Vous m’aviez initialement sollicité pour parler de la fin de vie, de l’euthanasie, du suicide assisté,
sujets à nouveau débattus à l’occasion d’un nouveau projet de loi. Vous avez modifié votre demande
en souhaitant parler plus directement de la mort, de la façon d’en parler avec les élèves lorsqu’elle
survient chez un parent, un collaborateur ou un camarade.
Je m’y risque avec prudence et avec l’expérience qui est la mienne. Je ne suis pas psychologue,
encore moins membre d’une cellule de crise d’intervention psychologique. Je le fais comme prêtre et
comme médecin, hélas familier de la mort et de la fin de vie.
Pourquoi la mort fait problème ? Tout simplement parce qu’elle a reculé ou plutôt qu’on l’a
retranchée du paysage ordinaire de la vie.
Elle a reculé…
Parce qu’on meurt moins qu’autrefois.
Parce qu’on meurt le plus souvent à un âge avancé et plutôt dans des établissements de santé ou de
soins : hôpitaux, EHPAD…
On l’a retranché du paysage.
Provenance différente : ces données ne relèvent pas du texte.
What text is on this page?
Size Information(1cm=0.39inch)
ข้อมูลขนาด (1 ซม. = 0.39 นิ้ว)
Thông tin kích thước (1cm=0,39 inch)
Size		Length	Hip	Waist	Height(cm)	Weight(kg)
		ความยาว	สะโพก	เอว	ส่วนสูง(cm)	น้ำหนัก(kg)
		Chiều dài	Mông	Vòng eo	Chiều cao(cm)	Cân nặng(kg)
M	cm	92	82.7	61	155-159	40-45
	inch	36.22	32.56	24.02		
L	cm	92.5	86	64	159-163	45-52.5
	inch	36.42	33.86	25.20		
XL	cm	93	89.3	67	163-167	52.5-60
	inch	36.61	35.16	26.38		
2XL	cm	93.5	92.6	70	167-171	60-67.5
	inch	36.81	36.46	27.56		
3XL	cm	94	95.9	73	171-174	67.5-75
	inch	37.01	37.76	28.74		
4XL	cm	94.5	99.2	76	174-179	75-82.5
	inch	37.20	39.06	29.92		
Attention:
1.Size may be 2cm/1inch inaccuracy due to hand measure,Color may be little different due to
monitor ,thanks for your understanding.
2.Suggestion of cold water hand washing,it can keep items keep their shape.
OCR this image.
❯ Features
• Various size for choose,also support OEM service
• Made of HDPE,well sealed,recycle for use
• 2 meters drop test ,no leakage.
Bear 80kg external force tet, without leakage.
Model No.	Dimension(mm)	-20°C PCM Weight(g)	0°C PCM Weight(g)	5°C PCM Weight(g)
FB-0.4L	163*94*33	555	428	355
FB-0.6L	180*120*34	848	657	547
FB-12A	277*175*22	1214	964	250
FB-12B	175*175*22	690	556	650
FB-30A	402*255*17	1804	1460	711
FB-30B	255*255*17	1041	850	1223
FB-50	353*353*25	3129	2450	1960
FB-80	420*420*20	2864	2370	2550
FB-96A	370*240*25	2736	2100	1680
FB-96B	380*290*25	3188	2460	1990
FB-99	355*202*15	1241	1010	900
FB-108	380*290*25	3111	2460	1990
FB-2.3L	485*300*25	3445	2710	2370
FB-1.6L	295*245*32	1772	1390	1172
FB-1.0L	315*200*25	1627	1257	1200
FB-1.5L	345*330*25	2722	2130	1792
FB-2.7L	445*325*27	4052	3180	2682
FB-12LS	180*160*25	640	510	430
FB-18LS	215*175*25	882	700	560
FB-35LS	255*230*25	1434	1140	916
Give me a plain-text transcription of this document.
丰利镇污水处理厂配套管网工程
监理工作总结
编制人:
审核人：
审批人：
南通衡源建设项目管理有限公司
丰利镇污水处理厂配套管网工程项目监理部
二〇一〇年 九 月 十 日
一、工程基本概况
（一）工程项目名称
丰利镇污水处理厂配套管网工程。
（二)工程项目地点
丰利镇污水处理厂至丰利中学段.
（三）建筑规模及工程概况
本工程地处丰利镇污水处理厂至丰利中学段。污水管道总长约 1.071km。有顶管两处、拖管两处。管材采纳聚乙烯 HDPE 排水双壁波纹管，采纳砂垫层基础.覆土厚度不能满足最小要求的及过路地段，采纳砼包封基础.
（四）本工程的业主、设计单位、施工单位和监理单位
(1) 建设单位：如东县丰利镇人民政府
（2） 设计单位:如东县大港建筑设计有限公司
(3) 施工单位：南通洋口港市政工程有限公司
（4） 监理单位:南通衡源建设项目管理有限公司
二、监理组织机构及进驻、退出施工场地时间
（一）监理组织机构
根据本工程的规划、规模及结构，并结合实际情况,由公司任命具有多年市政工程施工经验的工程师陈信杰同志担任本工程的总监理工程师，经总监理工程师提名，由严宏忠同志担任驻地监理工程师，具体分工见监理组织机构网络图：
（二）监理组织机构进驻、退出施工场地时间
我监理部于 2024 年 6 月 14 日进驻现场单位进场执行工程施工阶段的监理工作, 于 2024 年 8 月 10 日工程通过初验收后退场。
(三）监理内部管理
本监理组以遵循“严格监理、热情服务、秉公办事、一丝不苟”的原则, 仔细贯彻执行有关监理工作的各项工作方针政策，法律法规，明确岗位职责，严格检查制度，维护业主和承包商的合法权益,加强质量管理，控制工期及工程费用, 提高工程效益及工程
On a simplifié les rites funéraires, effacé socialement la période du
deuil.
Et pourtant elle ne cesse de faire irruption sur nos écrans de télévision et de cinéma : guerres,
meurtres, tueries… et même fins de vie mises en scène.
Pourquoi est-ce si compliqué de parler de la mort ? Pourquoi la mort est-elle tabou ? Aurions-nous
oubliés que nous sommes mortels, que cette prise de conscience est une des caractéristiques de
notre humanité, tout comme les croyances et les rites qui les manifestent disent nos tentatives
d’apprivoiser la mort, de lui donner sens ou au moins de l’intégrer dans notre système de sens ?
Pourquoi ce questionnement pour savoir s’il est opportun que les petits-enfants soient présents aux
funérailles de leur grand-père ? Cette gêne pour savoir si on peut les emmener à la chambre
funéraire ou à la mise en bière ? N’ont-ils pas intégrés depuis longtemps que nous étions mortels ?
N’ont-ils pas déjà très tôt à 4 ou 5 ans posé des questions sur notre devenir, l’endroit où se
trouvaient Papy ou Mamie décédés ?
L’annonce de la mort peut entraîner le déni ou la révolte. Elle entraîne le plus souvent une immense
souffrance qui peu à peu s’apaise.
Nous sommes en panne de sens collectif, en panne de transmission et nous avons fait de l’individu
libre et autonome le seul responsable du sens qu’il donne à son existence. Devant les grandes
questions existentielles chacun doit trouver sa réponse… et c’est parfois difficile pour celui qui est
moins armé intérieurement, pour celui qui n’a personne avec qui se confronter en confiance.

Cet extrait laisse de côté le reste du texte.